Zero-Knowledge Federated Learning: A New Trustworthy and Privacy-Preserving Distributed Learning Paradigm
Taotao Wang, Yuxin Jin, Qing Yang, Yihan Xia, Long Shi, Shengli Zhang
TL;DR
The paper addresses security and trust gaps in Federated Learning by introducing a structured ZK-FL framework and a Veri-CS-FL algorithm that leverages Zero-Knowledge Proofs to verify client-side metrics. It proposes a cosine-similarity-based evaluation against a server-trained benchmark and uses zk-SNARK proofs to ensure metric correctness without exposing local data, enabling verifiable client selection and secure aggregation. The approach demonstrates completeness, soundness, and zero-knowledge properties, while showing resistance to poisoning and robustness to data heterogeneity. Empirically, Veri-CS-FL achieves bandwidth savings and scalable verification on IID and non-IID data, suggesting practical viability for privacy-preserving, trustworthy distributed learning at scale.
Abstract
Federated Learning (FL) has emerged as a promising paradigm in distributed machine learning, enabling collaborative model training while preserving data privacy. However, despite its many advantages, FL still contends with significant challenges -- most notably regarding security and trust. Zero-Knowledge Proofs (ZKPs) offer a potential solution by establishing trust and enhancing system integrity throughout the FL process. Although several studies have explored ZKP-based FL (ZK-FL), a systematic framework and comprehensive analysis are still lacking. This article makes two key contributions. First, we propose a structured ZK-FL framework that categorizes and analyzes the technical roles of ZKPs across various FL stages and tasks. Second, we introduce a novel algorithm, Verifiable Client Selection FL (Veri-CS-FL), which employs ZKPs to refine the client selection process.
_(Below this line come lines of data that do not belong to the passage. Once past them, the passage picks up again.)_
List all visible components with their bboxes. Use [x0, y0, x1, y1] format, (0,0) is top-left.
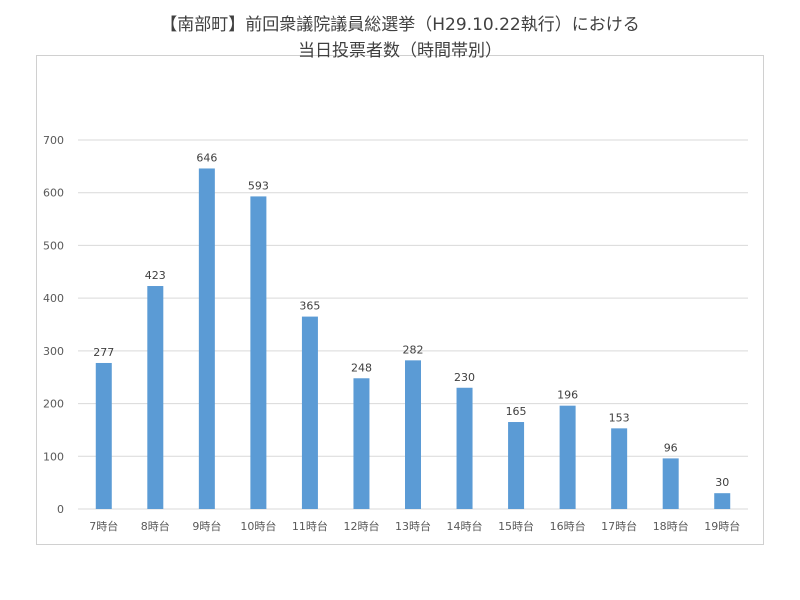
bar-10	[611, 428, 628, 509]
data-label-1: 423	[145, 269, 166, 282]
y-tick-label-7: 700	[43, 134, 64, 147]
bar-2	[198, 168, 215, 510]
x-tick-label-12: 19時台	[704, 519, 740, 533]
bar-4	[301, 316, 318, 509]
bar-5	[353, 378, 370, 509]
chart-title: 【南部町】前回衆議院議員総選挙（H29.10.22執行）における 当日投票者数（…	[0, 12, 800, 64]
y-axis-ticks: 0 100 200 300 400 500 600 700	[43, 134, 64, 516]
bar-11	[662, 458, 679, 509]
y-tick-label-0: 0	[57, 503, 64, 516]
data-label-8: 165	[506, 405, 527, 418]
data-label-0: 277	[93, 346, 114, 359]
chart-title-line-1: 【南部町】前回衆議院議員総選挙（H29.10.22執行）における	[160, 15, 640, 35]
bar-9	[559, 405, 576, 509]
x-tick-label-5: 12時台	[343, 519, 379, 533]
bar-7	[456, 387, 473, 509]
y-tick-label-1: 100	[43, 450, 64, 463]
data-label-5: 248	[351, 361, 372, 374]
bars	[95, 168, 731, 510]
data-label-10: 153	[609, 411, 630, 424]
bar-6	[405, 360, 421, 509]
x-tick-label-1: 8時台	[141, 519, 170, 533]
data-label-11: 96	[664, 441, 678, 454]
bar-8	[508, 422, 525, 509]
x-tick-label-3: 10時台	[240, 519, 276, 533]
x-tick-label-4: 11時台	[292, 519, 328, 533]
x-tick-label-6: 13時台	[395, 519, 431, 533]
data-label-12: 30	[715, 476, 729, 489]
data-label-2: 646	[196, 151, 217, 164]
x-tick-label-8: 15時台	[498, 519, 534, 533]
y-tick-label-5: 500	[43, 239, 64, 252]
y-tick-label-4: 400	[43, 292, 64, 305]
x-tick-label-7: 14時台	[447, 519, 483, 533]
chart-title-line-2: 当日投票者数（時間帯別）	[298, 41, 502, 61]
x-tick-label-9: 16時台	[550, 519, 586, 533]
data-label-7: 230	[454, 371, 475, 384]
y-tick-label-3: 300	[43, 345, 64, 358]
x-tick-label-10: 17時台	[601, 519, 637, 533]
x-axis-ticks: 7時台 8時台 9時台 10時台 11時台 12時台 13時台 14時台 15時台 16時台 17時…	[89, 519, 740, 533]
data-label-3: 593	[248, 179, 269, 192]
data-label-4: 365	[299, 300, 320, 313]
data-label-6: 282	[403, 343, 424, 356]
x-tick-label-0: 7時台	[89, 519, 118, 533]
bar-1	[147, 286, 164, 509]
bar-0	[95, 362, 112, 509]
x-tick-label-11: 18時台	[653, 519, 689, 533]
y-tick-label-2: 200	[43, 398, 64, 411]
y-tick-label-6: 600	[43, 187, 64, 200]
bar-12	[714, 493, 731, 509]
data-label-9: 196	[557, 389, 578, 402]
bar-3	[250, 196, 267, 509]
data-labels: 277 423 646 593 365 248 282 230 165 196 153 96 30	[93, 151, 729, 489]
x-tick-label-2: 9時台	[192, 519, 221, 533]
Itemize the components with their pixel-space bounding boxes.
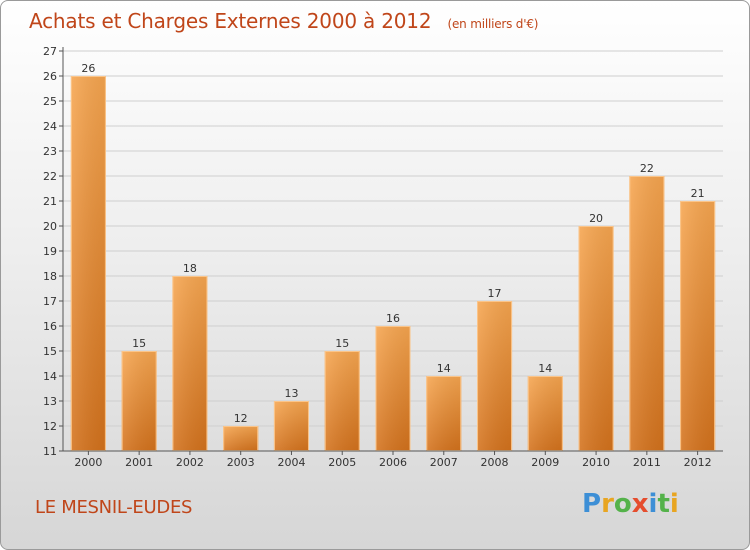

In Veri-CS-FL, participating clients generate verifiable proofs for the performance metrics of their local models and submit these concise proofs to the server for efficient verification. The server then selects clients with high-quality local models for uploading, subsequently aggregating the contributions from these selected clients. By integrating ZKPs, Veri-CS-FL not only ensures the accuracy of performance metrics but also fortifies trust among participants while enhancing the overall efficiency and security of FL systems.